With regard to presidential candidates, the most lethal period was between 1987 and 1990, when Escobar was sending in Colombia and when they were killed Jaime Pardo Leal, Luis Carlos Galán, Bernardo Jaramillo and Carlos Pizarro.
Before Uribe, the most recent case had been that of the conservative Álvaro Gómez, killed in 1995. The crime was claimed by the Colombian Revolutionary Armed Forces (FARC) in 2020, but the family of Gomez maintains that the motivation would have been denunciations that the victim had been making about the alleged financing of drug trafficking to then President Ernesto Samper Pizano (1994–1998).
Colombian political violence, however, continues and goes beyond the attacks aimed at presidential candidates: a study by universities experts from the United States, Colombia and Canada reported that nearly 2,000 politicians were murdered in the country between 1983 and 2023.
In May, one of the study’s authors, Ana Arjona, a researcher at the Department of Political Science at the University of Northwest Illinois (USA), said in an interview with the institution’s website that these political murders reduced voters attendance in affected areas during four electoral cycles.
“I don’t think we talk enough about how it [violência contra candidatos] It is not only obviously wrong and unacceptable, but also as it can undermine democracy. If the murders are putting these communities in Colombia in a different trajectory in terms of political participation, we should be doing something to regain confidence in democracy, ”he said.

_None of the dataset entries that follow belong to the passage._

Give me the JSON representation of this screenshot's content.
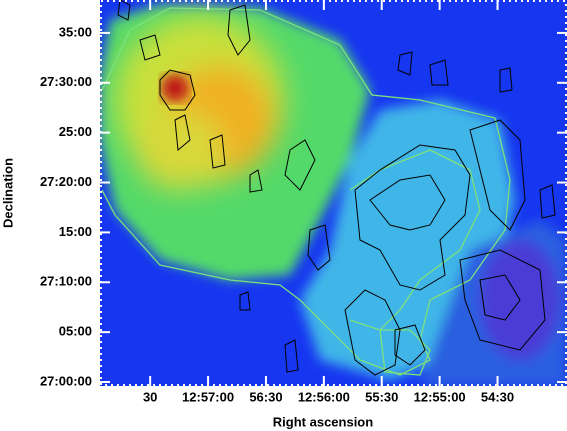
{
  "chart_data": {
    "type": "sky-map",
    "xlabel": "Right ascension",
    "ylabel": "Declination",
    "xlim": [
      3476,
      3234
    ],
    "xticks": [
      {
        "value": 3450,
        "label": "30"
      },
      {
        "value": 3420,
        "label": "12:57:00"
      },
      {
        "value": 3390,
        "label": "56:30"
      },
      {
        "value": 3360,
        "label": "12:56:00"
      },
      {
        "value": 3330,
        "label": "55:30"
      },
      {
        "value": 3300,
        "label": "12:55:00"
      },
      {
        "value": 3270,
        "label": "54:30"
      }
    ],
    "ylim": [
      -0.4,
      38.3
    ],
    "yticks": [
      {
        "value": 0,
        "label": "27:00:00"
      },
      {
        "value": 5,
        "label": "05:00"
      },
      {
        "value": 10,
        "label": "27:10:00"
      },
      {
        "value": 15,
        "label": "15:00"
      },
      {
        "value": 20,
        "label": "27:20:00"
      },
      {
        "value": 25,
        "label": "25:00"
      },
      {
        "value": 30,
        "label": "27:30:00"
      },
      {
        "value": 35,
        "label": "35:00"
      }
    ]
  }
}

“I also think there is a trivialization of violence in the way political parties, news and opinion programs talk about it, which can also increase tolerance to violence,” warned Arjona.
At the end of June, a few weeks after the attack, Uribe’s lawyer Victor Mosquera filed a complaint against Colombian President Gustavo Petro before the Chamber of Deputies’ accusation committee, claiming that the leftist agent gave “hate speeches” against the senator.
“I am not relating it directly to the attack he suffered, but with him [Petro] Having generated an environment that may have led to this attack, ”he claimed Mosquera.